The aggregation changed fundamentally. The v1 instrument used a weighted additive sum. The v2 framework uses rNPV aggregation: indicators map to probability of advancing, terminal value, and cost components in a staged option chain valuation. The additive sum was not just statistically problematic (it was). It was structurally wrong. Probability and terminal value interact multiplicatively in the option value equation. Averaging across them conceals structural zeros where a strong terminal value indicator masks a near-zero probability indicator. In decision analysis terms, this should allow for the natural emergence and identification of non-compensatory factors, but only time and data will tell that story.

What This Means

The framework produced the data. Factor analysis on that data revealed the structural problems. When the correlations showed the dimensions were wrong, the dimensions changed.

This is what separates a quantitative system from a qualitative one. A qualitative framework can persist indefinitely with flawed categories because it produces no structured data to analyze. A quantitative framework produces the data that makes its own flaws visible. The hundreds of entities that exposed the v1 problems also provided the evidence needed to design the v2.

The crosswalk validation against 8 published frameworks gave us confidence that the reduced-dimension model maintained meaningful coverage of the uncertainty categories that practitioners and researchers have independently identified over four decades. The factor analysis gave us confidence that the new dimensions were measuring more independent constructs than the old ones. Neither is proof. Both are evidence that the redesign moved in the right direction.

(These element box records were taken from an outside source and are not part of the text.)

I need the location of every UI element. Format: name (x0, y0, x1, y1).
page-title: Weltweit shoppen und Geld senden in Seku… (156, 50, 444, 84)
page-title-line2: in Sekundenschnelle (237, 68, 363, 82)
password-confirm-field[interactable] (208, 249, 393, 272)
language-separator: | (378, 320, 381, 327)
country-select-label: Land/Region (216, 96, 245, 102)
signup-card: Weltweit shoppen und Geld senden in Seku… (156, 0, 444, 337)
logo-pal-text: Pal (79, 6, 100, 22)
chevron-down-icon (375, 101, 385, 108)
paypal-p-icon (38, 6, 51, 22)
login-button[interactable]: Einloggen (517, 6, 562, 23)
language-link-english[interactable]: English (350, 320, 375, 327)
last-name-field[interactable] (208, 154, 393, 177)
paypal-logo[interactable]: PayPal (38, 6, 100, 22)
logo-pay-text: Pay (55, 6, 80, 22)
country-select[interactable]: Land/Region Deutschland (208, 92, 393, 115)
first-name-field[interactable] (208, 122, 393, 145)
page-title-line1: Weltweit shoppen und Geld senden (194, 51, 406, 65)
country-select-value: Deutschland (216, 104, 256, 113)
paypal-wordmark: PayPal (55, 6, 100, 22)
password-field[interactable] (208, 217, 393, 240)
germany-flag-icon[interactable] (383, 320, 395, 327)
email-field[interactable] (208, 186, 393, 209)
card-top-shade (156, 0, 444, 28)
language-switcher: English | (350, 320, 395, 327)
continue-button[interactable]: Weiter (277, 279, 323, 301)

The framework will continue to be tested against its own output. If the next 500 entities reveal a correlation structure that violates the design assumptions, the architecture will change again. The entire v1 build took us around 6 working days to complete and we estimate that 80% of this work lives on to serve v2. Token costs were $21.47 to evaluate the first 512 entities in v1. Money well spent. This is the system working as designed.